La création de partis, ayant une large base électorale et ayant la force de gagner – pris individuellement, les élections présidentielles, contribuerait à rendre responsables les partis politiques de leur gestion. L’électeur n’aura pas qu’à élire une personnalité mais aussi un parti appelé à assumer avec cette personnalité les performances de sa gestion. En cas d’échec – quand cette personnalité voudra renouveler son mandat – ce ne sera pas un échec personnel mais un échec collectif. Le parti pourra durant son parcours de désert méditer sur ses erreurs et revenir au pouvoir plus tard. Cela peut constituer une solution efficace contre la corruption car en se laissant aller aux malversations, le parti au pouvoir en payera le prix.
De même, l’expérience accumulée par le parti en termes de l’exercice du pouvoir ne disparaît pas avec le départ de la personne qui avait été le Chef de l’Exécutif. Cette expérience est passée aux générations nouvelles au sein du parti parce qu’avec le temps une culture de parti naît et est transmise de génération en génération. Les nouvelles générations n’ont pas à recommencer l’apprentissage de l’exercice du pouvoir à partie de rien mais elles bénéficient de l’expérience des ainés, de leurs erreurs et de leurs réalisations.
C’est également par ce processus qu’un parti se construit une idéologie ou un modèle de société qui inspire son programme de gouvernement car un modèle de société ne se conçoit pas du jour au lendemain. C’est une œuvre de longue haleine forgée par l’histoire et le temps.

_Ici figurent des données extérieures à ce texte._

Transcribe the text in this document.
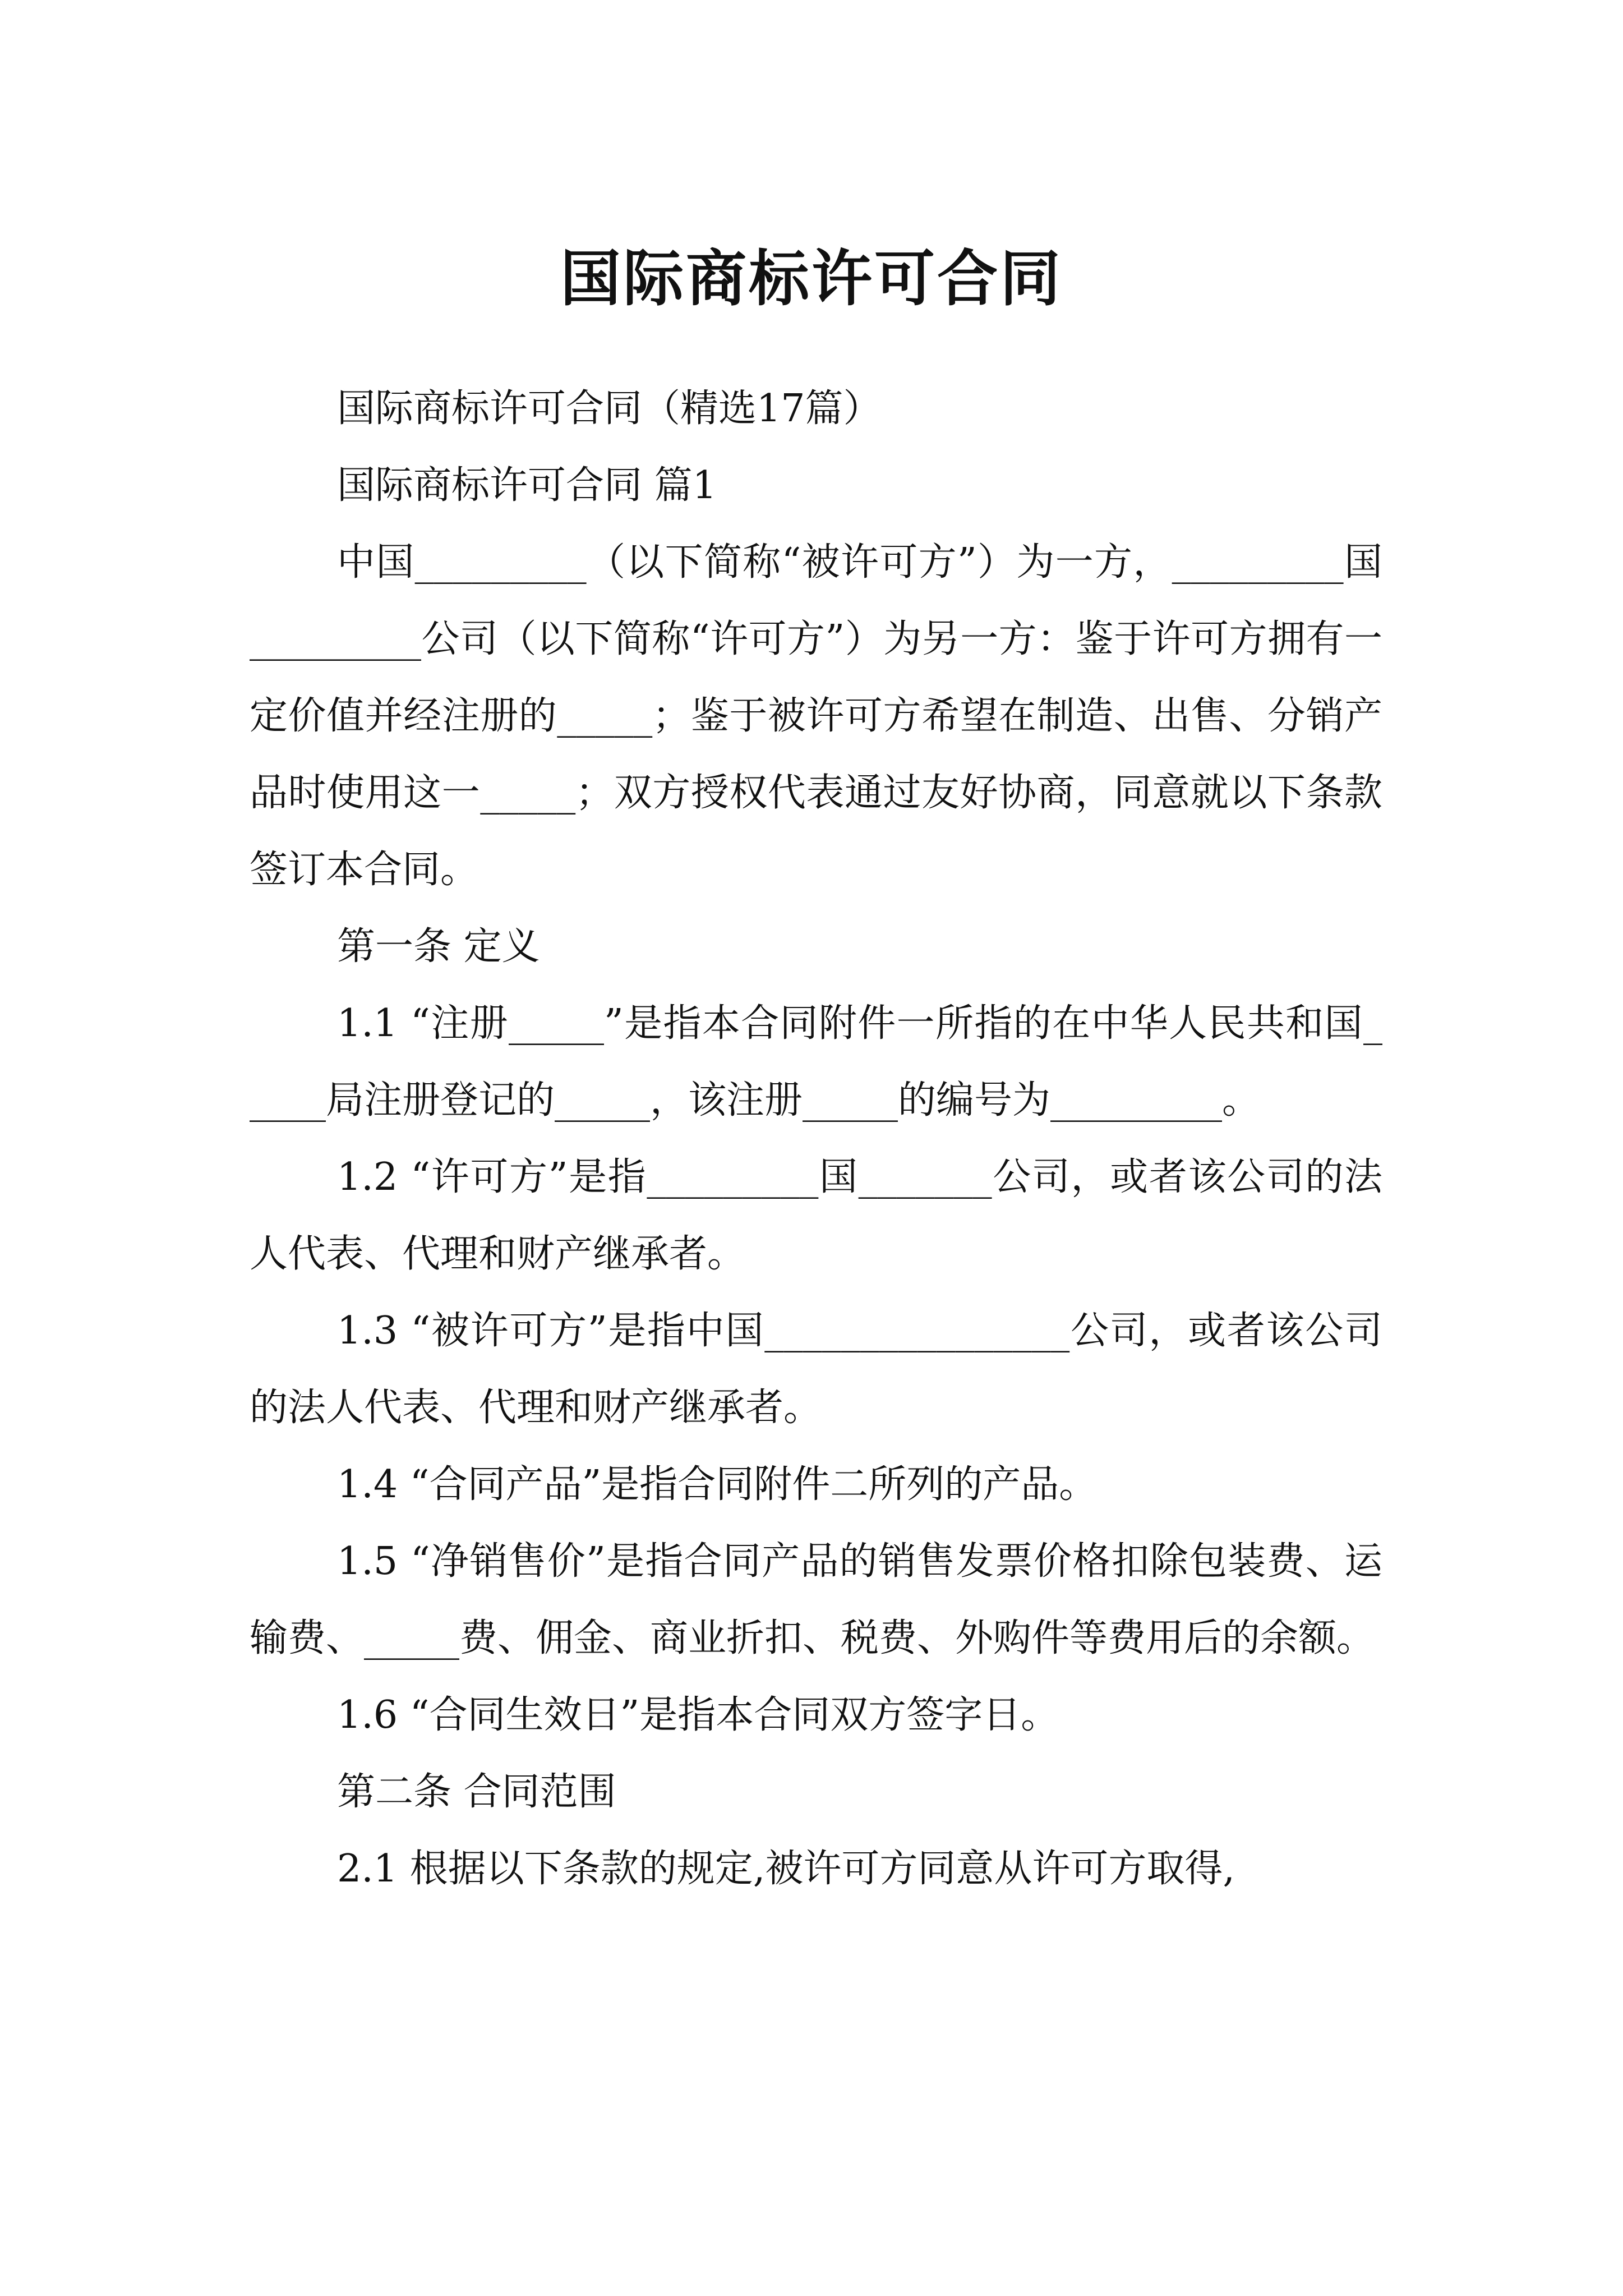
国际商标许可合同

国际商标许可合同（精选17篇）

国际商标许可合同 篇1

中国_________（以下简称“被许可方”）为一方，_________国_________公司（以下简称“许可方”）为另一方：鉴于许可方拥有一定价值并经注册的_____；鉴于被许可方希望在制造、出售、分销产品时使用这一_____；双方授权代表通过友好协商，同意就以下条款签订本合同。

第一条 定义

1.1 “注册_____”是指本合同附件一所指的在中华人民共和国_____局注册登记的_____，该注册_____的编号为_________。

1.2 “许可方”是指_________国_______公司，或者该公司的法人代表、代理和财产继承者。

1.3 “被许可方”是指中国________________公司，或者该公司的法人代表、代理和财产继承者。

1.4 “合同产品”是指合同附件二所列的产品。

1.5 “净销售价”是指合同产品的销售发票价格扣除包装费、运输费、_____费、佣金、商业折扣、税费、外购件等费用后的余额。

1.6 “合同生效日”是指本合同双方签字日。

第二条 合同范围

2.1 根据以下条款的规定,被许可方同意从许可方取得,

Par ailleurs, pour qu’un candidat d’un parti puisse gagner les élections, son parti doit avoir une large base électorale. La mise sur pied d’un tel parti à base électorale large exigera la fusion de plusieurs partis, qui, dans le cas actuel du Bénin, n’ont qu’une envergure régionale et ethnique. Des ethnies qui avaient l’habitude de se livrer à des rivalités par l’intermédiaire des partis politiques seraient obligées de nouer des alliances. Cela ne peut participer qu’à renforcer l’unité nationale. De même, des partis se rassembleraient et perdraient de leur affinité ethnique pour devenir des partis nationaux afin d’avoir une base électorale large, attirer plus d’électeurs et s’assurer la majorité au parlement. Les petits partis pour ne pas disparaitre seront obligés de s’unir aussi afin de former de grands ensembles. Ce qui entraînera une réduction de nombre de partis politiques, une clarification de la vie politique et la régulation ou l’alternance du pouvoir entre des formations politiques fortes.
En plus, du fait qu’il assure la régulation du système politique, l’existence de grands partis permettrait de disposer d’une majorité pouvant constituer un socle à l’action gouvernementale. La stabilité politique éviterait que le gouvernement soit distrait par des préoccupations politiques. Il pourra consacrer toutes ses énergies au développement de la nation. Le gouvernement pourra inscrire son action dans la durée puisqu’il est plus facile à un Président ayant la majorité à l’Assemblée de renouveler son mandat.
Toutefois, tout ceci ne sera possible que si la chance est donnée aux partis politiques d’apprendre et d’exercer le pouvoir et que la tendance actuelle caractérisée par l’ascension au pouvoir de personnalités messianiques est estompée. Dans cette perspective, la création de l’Union fait la Nation peut être considérée comme quelque chose qui doit être soutenu car il peut offrir une chance aux Béninois de se réconcilier avec eux-mêmes et gérer leur pays autrement.